Arkansas – At a time when we could all use a chuckle or two, the Old State House Museum in Little Rock has mounted a lighthearted exhibit that makes a sprightly counterpoint to its sober-sided main focus on Arkansas political history.
Opened in September in one of Little Rock’s oldest public buildings, “Down The Rabbit Hole” boasts a whimsical name that brings to mind “Alice in Wonderland.” The dozens of eclectic objects on display were selected from the 99% of the museum’s 48,000 artifacts normally in storage and unseen by visitors.
“Down the Rabbit Hole” also serves as a sampler for “Adventures in eMuseum,” a sweeping compilation accessible online at collections.oldstatehouse.com/collections. The website shows about 26,000 of the museum’s objects. For Arkansans unable to visit the Old State House or wary of dropping by during the pandemic, virtual viewing is a sensible alternative.
But it’s a good deal more fun to take a look in person at “Down The Rabbit Hole,” whose themes range from furniture and paintings to sports and musical instruments and costumes to jewelry.
One piece of art takes a jocular poke at a perennial topic of contention in Arkansas, where the sale of alcoholic beverages is still wholly or partly banned in some counties. Painted by Arthur Weindorf in 1930, during national Prohibition, the cartoon shows President Herbert Hoover in a butcher’s apron. He is eyeing with consternation a huge hunk of baloney labeled “Prohibition.”
With spring-training games on deck, baseball fans can savor “Rabbit Hole” memorabilia recently donated by Arkansan Cliff Lee, a former Cy Young Award winner. The gift includes a jersey worn when he pitched for the Cleveland Indians and a baseball autographed by the entire 2009 Philadelphia Phillies National League champions.
Another championship object on display was deployed in an amateur sport. It’s the homemade vehicle that Magnolia native Wally Waits raced to victory in the 1960 Arkansas State Soap Box Derby. He finished eighth in the national derby in Akron, Ohio.
A green-and-white quilt crafted by Thelma “Tut” Olevia Franklin is a recent museum acquisition that evokes the popular former exhibit “A Piece of My Soul: Quilts by Black Arkansans.” Franklin quilted regularly at Marvell’s Community Development Center before her death in 2016.

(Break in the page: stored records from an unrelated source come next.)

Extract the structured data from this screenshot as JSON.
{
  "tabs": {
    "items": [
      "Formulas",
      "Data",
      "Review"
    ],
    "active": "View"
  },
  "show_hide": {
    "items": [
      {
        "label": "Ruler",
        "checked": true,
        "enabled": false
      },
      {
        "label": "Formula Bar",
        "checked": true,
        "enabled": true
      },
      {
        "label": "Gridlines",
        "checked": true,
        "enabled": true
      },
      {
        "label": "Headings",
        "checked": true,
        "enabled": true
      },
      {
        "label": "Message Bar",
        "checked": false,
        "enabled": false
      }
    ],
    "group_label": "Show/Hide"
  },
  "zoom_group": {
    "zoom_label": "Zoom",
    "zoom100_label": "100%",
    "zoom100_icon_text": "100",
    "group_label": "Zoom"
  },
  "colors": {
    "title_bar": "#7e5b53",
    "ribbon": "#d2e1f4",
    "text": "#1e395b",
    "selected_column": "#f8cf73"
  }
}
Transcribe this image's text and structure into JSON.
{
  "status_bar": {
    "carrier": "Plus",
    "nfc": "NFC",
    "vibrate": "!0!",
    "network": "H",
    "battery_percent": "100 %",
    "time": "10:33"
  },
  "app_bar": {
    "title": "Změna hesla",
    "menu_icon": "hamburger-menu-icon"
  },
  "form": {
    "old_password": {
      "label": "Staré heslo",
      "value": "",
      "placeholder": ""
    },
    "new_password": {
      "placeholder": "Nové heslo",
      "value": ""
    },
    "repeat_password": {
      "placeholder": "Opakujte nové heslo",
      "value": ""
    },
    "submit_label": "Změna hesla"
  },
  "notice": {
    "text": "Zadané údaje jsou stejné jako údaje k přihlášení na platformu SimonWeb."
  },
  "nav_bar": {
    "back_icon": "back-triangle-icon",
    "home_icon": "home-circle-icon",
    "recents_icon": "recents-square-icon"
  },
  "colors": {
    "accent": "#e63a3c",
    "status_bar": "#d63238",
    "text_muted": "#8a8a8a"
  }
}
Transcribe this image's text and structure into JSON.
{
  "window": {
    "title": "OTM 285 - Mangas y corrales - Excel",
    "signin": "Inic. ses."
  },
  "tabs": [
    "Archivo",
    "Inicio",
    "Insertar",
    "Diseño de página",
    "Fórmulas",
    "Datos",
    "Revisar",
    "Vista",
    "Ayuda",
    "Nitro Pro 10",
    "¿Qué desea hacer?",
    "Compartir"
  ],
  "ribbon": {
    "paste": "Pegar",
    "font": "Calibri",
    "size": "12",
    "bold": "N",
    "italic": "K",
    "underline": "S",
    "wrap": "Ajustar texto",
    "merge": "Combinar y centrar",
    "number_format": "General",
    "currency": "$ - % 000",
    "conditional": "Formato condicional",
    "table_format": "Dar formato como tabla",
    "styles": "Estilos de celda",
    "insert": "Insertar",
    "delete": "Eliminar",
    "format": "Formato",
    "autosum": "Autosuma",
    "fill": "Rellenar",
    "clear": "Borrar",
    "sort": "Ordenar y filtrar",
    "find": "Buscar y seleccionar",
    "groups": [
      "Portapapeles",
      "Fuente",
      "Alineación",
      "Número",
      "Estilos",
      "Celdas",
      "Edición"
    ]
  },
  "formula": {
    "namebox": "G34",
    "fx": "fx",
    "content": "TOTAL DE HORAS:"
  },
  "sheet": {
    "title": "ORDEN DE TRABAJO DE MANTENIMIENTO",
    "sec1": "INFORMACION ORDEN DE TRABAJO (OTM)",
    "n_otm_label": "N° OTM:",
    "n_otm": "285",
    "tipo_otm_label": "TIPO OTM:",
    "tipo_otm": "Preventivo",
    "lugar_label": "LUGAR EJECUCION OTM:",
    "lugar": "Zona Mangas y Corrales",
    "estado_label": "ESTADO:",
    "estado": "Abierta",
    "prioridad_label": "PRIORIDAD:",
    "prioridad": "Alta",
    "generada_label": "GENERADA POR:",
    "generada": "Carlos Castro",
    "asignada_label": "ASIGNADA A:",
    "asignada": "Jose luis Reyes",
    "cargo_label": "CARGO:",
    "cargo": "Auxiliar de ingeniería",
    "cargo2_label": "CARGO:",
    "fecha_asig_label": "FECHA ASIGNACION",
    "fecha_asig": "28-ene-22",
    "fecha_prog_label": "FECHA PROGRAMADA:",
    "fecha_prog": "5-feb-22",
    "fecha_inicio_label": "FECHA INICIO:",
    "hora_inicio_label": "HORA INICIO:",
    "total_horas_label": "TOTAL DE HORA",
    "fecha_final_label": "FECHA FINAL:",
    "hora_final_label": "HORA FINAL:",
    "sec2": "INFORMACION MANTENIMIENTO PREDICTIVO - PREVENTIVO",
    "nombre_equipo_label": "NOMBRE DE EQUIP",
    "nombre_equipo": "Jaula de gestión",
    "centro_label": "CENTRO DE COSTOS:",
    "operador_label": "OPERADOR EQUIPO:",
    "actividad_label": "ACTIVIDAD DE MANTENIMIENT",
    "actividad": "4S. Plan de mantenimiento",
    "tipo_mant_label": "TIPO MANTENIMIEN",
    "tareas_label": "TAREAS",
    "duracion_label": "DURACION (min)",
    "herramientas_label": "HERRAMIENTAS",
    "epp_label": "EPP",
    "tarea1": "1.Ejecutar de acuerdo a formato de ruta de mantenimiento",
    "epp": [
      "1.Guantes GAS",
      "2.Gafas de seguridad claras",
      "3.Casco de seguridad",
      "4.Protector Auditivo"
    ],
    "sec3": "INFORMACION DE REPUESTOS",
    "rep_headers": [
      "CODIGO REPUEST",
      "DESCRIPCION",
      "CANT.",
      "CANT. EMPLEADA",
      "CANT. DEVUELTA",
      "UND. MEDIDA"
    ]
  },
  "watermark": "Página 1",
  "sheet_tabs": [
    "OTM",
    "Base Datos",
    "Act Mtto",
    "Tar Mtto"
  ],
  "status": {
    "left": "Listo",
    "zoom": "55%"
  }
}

An exhibit postcard from the 1920s pictures the building that for more than a half-century was Little Rock’s top hotel. The tallest downtown building when it opened in 1907, the Marion was a 500-room grand hotel sometimes called “the other state capitol” because so many off-the-cuff political meetings took place there. The building, on the site now occupied by the Little Rock Marriott, was imploded in 1980.
Permanent exhibits on the second floor of the Old State House Museum take visitors back to construction of the former state Capitol from 1833 to 1842. Designed in Greek Revival style, it housed Arkansas’ first General Assembly in 1836 as building work continued.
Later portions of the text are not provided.